The row counts fall with the horizon because later origins need later realized
targets. The h=24 row count is `432`, corresponding to the available common
support after excluding tail origins whose 24-month-ahead target is unavailable
in the vintage.

## Relative Results Against FM

| Horizon | Best RMSE | FM RMSE | Relative MSE | Relative RMSE | Common rows | Beats FM |
| ---: | ---: | ---: | ---: | ---: | ---: | --- |
| 1 | 0.005964 | 0.006283 | 0.900921 | 0.949169 | 455 | yes |
| 3 | 0.004482 | 0.004573 | 0.960364 | 0.979982 | 453 | yes |
| 6 | 0.003937 | 0.004159 | 0.896344 | 0.946754 | 450 | yes |
| 9 | 0.003559 | 0.003852 | 0.853704 | 0.923961 | 447 | yes |
| 12 | 0.003328 | 0.003752 | 0.786731 | 0.886979 | 444 | yes |
| 24 | 0.002407 | 0.003692 | 0.425190 | 0.652066 | 432 | yes |

Common-support checks:

```text
actual_max_abs_diff: 0.0 for every horizon
invalid_rows: 0
nan_prediction_rows: 0
nan_actual_rows: 0
```

Interpretation:

- `actual_max_abs_diff=0.0` means the best-spec and FM rows use the same
  realized target values after alignment.
- `relative_mse < 1` means the best-spec cell has lower squared-error loss than
  FM.
- `relative_rmse < 1` means the same result expressed in RMSE units.
- The largest improvement appears at h=24, where the RF `F-Level`
  direct-average cell has relative RMSE `0.652066`.

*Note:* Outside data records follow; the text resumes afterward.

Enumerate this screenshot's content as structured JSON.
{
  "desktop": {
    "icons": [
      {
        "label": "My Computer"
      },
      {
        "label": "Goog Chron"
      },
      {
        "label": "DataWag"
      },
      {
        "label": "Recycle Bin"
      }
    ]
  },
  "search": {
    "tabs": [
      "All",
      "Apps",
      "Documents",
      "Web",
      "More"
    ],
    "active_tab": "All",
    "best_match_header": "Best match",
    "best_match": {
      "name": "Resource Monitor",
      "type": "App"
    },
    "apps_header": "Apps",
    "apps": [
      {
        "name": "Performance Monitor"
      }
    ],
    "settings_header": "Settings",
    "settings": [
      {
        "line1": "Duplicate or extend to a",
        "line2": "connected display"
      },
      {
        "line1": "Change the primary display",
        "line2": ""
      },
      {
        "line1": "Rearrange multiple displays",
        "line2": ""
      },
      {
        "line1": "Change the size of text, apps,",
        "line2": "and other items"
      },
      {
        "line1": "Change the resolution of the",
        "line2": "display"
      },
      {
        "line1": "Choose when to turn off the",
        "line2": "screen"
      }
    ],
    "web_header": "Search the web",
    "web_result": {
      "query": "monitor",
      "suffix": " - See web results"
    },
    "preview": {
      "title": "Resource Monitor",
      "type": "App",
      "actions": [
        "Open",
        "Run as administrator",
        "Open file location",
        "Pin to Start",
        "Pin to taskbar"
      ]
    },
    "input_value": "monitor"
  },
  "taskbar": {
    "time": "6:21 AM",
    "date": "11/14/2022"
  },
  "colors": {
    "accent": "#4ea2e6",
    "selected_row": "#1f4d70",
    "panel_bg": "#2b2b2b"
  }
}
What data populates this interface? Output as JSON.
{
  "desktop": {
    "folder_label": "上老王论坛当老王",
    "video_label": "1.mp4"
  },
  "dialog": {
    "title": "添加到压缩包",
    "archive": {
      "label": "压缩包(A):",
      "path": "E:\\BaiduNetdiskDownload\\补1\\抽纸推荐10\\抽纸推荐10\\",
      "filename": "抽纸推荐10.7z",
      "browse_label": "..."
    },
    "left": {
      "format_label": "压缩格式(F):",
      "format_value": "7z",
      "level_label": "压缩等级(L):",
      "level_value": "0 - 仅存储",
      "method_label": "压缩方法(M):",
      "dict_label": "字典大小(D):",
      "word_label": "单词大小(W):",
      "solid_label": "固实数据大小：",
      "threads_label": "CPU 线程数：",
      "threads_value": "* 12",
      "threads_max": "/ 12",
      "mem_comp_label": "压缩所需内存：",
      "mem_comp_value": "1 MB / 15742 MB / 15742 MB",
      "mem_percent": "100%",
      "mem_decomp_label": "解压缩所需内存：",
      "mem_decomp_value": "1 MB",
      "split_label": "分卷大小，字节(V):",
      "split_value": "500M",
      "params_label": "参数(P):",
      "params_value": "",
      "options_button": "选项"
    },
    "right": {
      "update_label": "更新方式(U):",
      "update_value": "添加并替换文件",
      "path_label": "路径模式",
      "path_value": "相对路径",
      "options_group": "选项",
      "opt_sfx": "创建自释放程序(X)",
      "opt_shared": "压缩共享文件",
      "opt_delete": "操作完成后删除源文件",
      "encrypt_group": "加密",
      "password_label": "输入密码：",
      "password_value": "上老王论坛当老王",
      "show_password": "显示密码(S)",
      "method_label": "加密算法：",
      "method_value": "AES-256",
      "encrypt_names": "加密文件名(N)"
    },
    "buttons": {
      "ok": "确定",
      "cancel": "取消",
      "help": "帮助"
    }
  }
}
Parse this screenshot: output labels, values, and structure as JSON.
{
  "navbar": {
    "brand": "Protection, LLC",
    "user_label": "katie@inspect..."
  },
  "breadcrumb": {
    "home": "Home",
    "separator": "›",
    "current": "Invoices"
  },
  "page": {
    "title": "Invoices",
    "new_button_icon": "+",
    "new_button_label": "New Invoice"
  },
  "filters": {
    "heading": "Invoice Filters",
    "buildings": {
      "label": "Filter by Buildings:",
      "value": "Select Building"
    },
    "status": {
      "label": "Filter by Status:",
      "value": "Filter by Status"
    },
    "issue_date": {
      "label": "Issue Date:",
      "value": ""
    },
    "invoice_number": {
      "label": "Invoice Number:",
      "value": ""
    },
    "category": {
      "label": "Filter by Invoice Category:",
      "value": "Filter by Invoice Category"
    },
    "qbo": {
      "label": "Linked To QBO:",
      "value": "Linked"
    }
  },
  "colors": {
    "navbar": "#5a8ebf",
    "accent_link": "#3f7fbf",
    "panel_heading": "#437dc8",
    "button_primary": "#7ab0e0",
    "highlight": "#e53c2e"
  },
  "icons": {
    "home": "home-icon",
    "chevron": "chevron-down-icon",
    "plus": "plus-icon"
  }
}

## What Changed Relative To The Invalid Diagnostic Runs

Earlier package diagnostics were useful for finding defects, but they are not
valid replication evidence. The corrected run differs in the following
material ways:

| Issue found in earlier diagnostics | Corrected behavior |
| --- | --- |
| h-step labels were allowed when the realized target date was after the forecast origin support | forecasts are scored only when `t + h` is available |
| `average_change` was applied to an already McCracken-Ng transformed target | direct-average cells use `average_value`; path-average cells use one-step `value` targets |
| target-derived paper blocks were missing | `MARX_y` and `MAF_y` can be built from `input="target_panel"` |
| feature materialization was too slow for repeated windows | runner now supports cached/corrected feature construction paths |
| invalid runs compared diagnostic shortcuts | corrected run compares best-spec cells against matching FM cells on identical actual support |

## Remaining Replication Gaps

These gaps are not package runtime failures; they are evidence boundaries for
claiming exact paper-table equality.

| Gap | Consequence |
| --- | --- |
| Exact FRED-MD vintage is not stated in the checked materials | `2018-01` is the first defensible post-`2017M12` candidate, but may not be the paper's exact vintage |
| Full machine-readable replication package was not found | exact table reproduction cannot be audited line-by-line against author code |
| MATLAB tree and optimizer defaults are not exactly portable | Python/scikit-style RF/BT values can differ even under the same high-level algorithm |
| This pass uses `tuning-mode=off` | appendix GA/Bayesian/random-CV tuning is not yet replicated for every learner |
| Benchmark is fixed FM mapping | BIC-selected FM variants should be added if the paper's benchmark implementation is recovered |
| This report covers INDPRO only | ten-target Table 2 completion still requires EMP, UNRATE, INCOME, CONS, RETAIL, HOUST, M2, CPI, and PPI |

## Next Actions

1. Run the same corrected pipeline for the remaining nine Table 2 targets.
2. Add a benchmark helper that can switch between fixed FM and BIC-selected FM
   once the paper's exact benchmark selection rule is pinned down.
3. Run at least one `paper-small` tuning pass for Elastic Net, Adaptive Lasso,
   Linear Boosting, and Boosted Trees to verify the tuned-learner branch.
4. Add paper-table capture comparison in the notebook page after the full
   ten-target table is available.
5. Keep the invalid diagnostic section in the setting page as a debugging log,
   but do not use those values as evidence.